Mr. Johns is represented by Matthew Marks, who convinced the artist to join the cause.
“We’re just colleagues, Matthew and I,” Mr. Zwirner said. “We’re not friends. He doesn’t owe me a favor, so it was a very positive experience for him to say yes.”
Asked whether it was easier to go through galleries or artists for the auction, Mr. Zwirner said he found the artists to be easier, despite the fact that, unlike galleries, they cannot claim a tax deduction on anything besides the materials used in the work.
“It’s very hard for the artist to say no. One of the jobs of the galleries is to protect the artists,” he said. “Let me put it this way — quite often I got an initial ‘no’ and then asked for a second session where I got the ‘maybe’ and then the third where I got a ‘yes.’”
“I was sneaky,” he added. “I brought along a lot of photographs that we took down in Haiti.”
“We were way on-board before artists were committed,” Ms. Cappellazzo told The Observer. Christie’s has waved its fees and commissions for hosting the sale. “We were useful in suggesting what kinds of works would be the most commercial, helping to value them. We’re very involved in selling the sale, that is to say, reaching out to a lot of our clients who are interested in things here, who might not be David’s clients or other dealers’ clients. We know, for example, who buys Chris Ofili, who buys Rudi Stingel, because we sell them at auction.”
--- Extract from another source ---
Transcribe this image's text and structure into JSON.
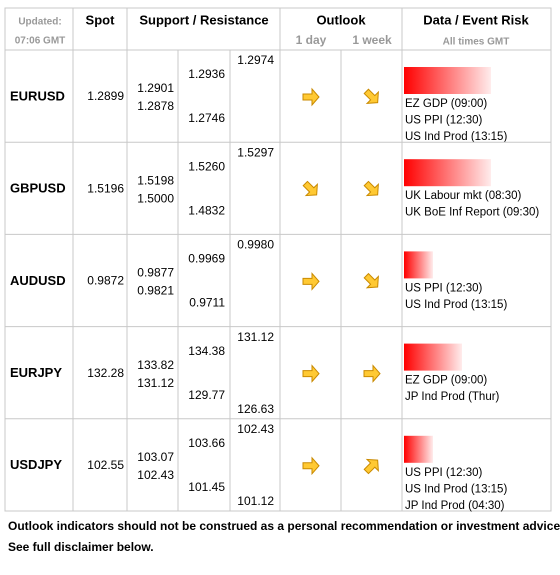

After the tour of the works and the end of a brief question session, Mr. Zwirner began to wander away, but Ms. Cappellazzo motioned him back with an arm swoop for a group photo in front of one of the works. A photographer poked his head out from behind his camera and recommended that they choose another piece, since the Dan Flavin — a diamond-shaped light installation — was so bright that it would have ruined any photos.
“Oh, not the Flavin — of course!” Mr. Cappellazzo said looking behind her as she waved the group to the right. “It wouldn’t become us!”
The works hit the block on Thursday evening at 7 p.m.